5. In geschil is of de afgedragen kansspelbelasting over de bruto-omzet als voorheffing kan worden verrekend met de verschuldigde vennootschapsbelasting.

6. Eiseres stelt dat in haar geval de kansspelbelasting een voorheffing is en verrekend kan worden met de verschuldigde vennootschapsbelasting. Eiseres betoogt dat de bruto-omzet met kansspelbelasting én vennootschapsbelasting belast wordt en dat deze dubbele belasting onverenigbaar is met het doel en de strekking van artikel 25 van de Wet op de vennootschapsbelasting 1969 (Wet VPB 1969). Eiseres beroept zich op de conclusie van A-G van Hilten van 25 september 2014 (ECLI:NL:PHR:2014:1870) (de conclusie van de A-G). Het totaalwinstbeginsel verzet zich volgens eiseres ook tegen een kostenaftrek van de kansspelbelasting. Eiseres concludeert tot vermindering van de aanslagen en de heffingsrente.

7. Verweerder stelt dat verrekening van kansspelbelasting met de vennootschapsbelasting voor eiseres niet mogelijk is omdat geen sprake is van “naar prijzen van kansspelen geheven kansspelbelasting.” De conclusie van de A-G vormt geen reden om een ander standpunt in te nemen. Verweerder stelt verder dat de kostenaftrek niet in strijd is met het totaalwinstbeginsel. Er is geen sprake van dubbele belastingheffing, omdat de kansspelbelasting en vennootschapsbelasting een andere heffingssystematiek hebben. Verweerder concludeert dat het beroep ongegrond is en dat de heffingsrente terecht en tot een juist bedrag is vastgesteld.

Beoordeling van het geschil

8. Artikel 1, eerste lid, onderdeel a en onderdeel c, van de Wet op de Kansspelbelasting, luidt:

“1. Onder de naam ‘kansspelbelasting’ wordt een directe belasting geheven van:

a. degene die gelegenheid geeft tot deelname aan binnenlandse casinospelen, de houder van een vergunning voor de exploitatie van speelautomaten als bedoeld in artikel 30h, eerste lid, van de Wet op de kansspelen, ten aanzien van de onder diens vergunning in Nederland geplaatste fysieke speelautomaten waarop een kansspelautomatenspel wordt gespeeld en degene die opbrengst geniet van zonder een vergunning als bedoeld in artikel 30h, eerste lid, van de Wet op de kansspelen in Nederland geplaatste fysieke speelautomaten waarop een kansspelautomatenspel wordt gespeeld;

(…)

c. de gerechtigden tot de prijzen van binnenlandse kansspelen, niet zijnde casinospelen, kansspelautomatenspelen of kansspelen welke via het internet worden gespeeld;”

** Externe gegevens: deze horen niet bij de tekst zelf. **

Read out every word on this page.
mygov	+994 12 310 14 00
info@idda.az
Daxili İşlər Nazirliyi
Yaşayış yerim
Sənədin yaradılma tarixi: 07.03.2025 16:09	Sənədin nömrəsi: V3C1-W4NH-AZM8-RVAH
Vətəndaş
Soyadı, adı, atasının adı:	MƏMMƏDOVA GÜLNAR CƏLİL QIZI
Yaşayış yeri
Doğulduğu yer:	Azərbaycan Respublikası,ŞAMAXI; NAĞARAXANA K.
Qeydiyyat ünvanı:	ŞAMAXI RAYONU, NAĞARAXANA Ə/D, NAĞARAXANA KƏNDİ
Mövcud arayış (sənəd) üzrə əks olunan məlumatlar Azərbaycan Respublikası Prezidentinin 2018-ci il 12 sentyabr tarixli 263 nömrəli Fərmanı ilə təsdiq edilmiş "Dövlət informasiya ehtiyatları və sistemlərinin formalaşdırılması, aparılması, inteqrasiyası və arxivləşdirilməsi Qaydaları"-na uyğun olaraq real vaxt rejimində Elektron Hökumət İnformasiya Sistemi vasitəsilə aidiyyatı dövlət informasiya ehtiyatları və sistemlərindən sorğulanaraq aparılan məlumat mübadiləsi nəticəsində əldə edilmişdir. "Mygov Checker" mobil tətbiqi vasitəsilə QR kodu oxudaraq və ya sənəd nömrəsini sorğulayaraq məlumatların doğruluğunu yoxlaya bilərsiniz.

9. Artikel 25 van de Wet VPB 1969 luidt voor zover hier van belang:

“Als voorheffingen worden aangewezen (…) naar prijzen van kansspelen geheven kansspelbelasting, betrekking hebbende op bestanddelen van de winst en van het Nederlandse inkomen.(....).”

10. In de parlementaire geschiedenis1 is voor zover hier van belang met betrekking tot artikel 25 van de Wet VPB 1969 het volgende vermeld:

“Het karakter van voorheffing is niet aanwezig bij de kansspelbelasting welke volgens het onderhavige wetsontwerp wordt geheven van degene die gelegenheid geeft tot deelneming aan binnenlandse casinospelen. Voor de organisator van deze casinospelen is de van hem ter zake te heffen kansspelbelasting - met als object niet de ontvangen prijzen van kansspelen doch het verschil tussen ontvangen inzetten en ter beschikking gestelde prijzen - een zakelijke heffing welke als bedrijfslast zijn winst vermindert. Dit betekent dat de artikelen 10, letter e, en art. 25 van de Wet op de vennootschapsbelasting 1969 - welke zich richten op de van gerechtigden tot prijzen van kansspelen geheven kansspelbelasting en welke, zoals reeds is uiteengezet, bepalen dat de kansspelbelasting geen bedrijfslast doch een met de vennootschapsbelasting verrekenbare voorheffing is - niet van toepassing behoren te zijn op de van casino's te heffen kansspelbelasting. Dit wordt bij deze nota van wijzigingen in de tekst van deze artikelen expliciet tot uitdrukking gebracht, daar de bestaande tekst van deze artikelen op dit punt wellicht aanleiding tot twijfel kan geven.”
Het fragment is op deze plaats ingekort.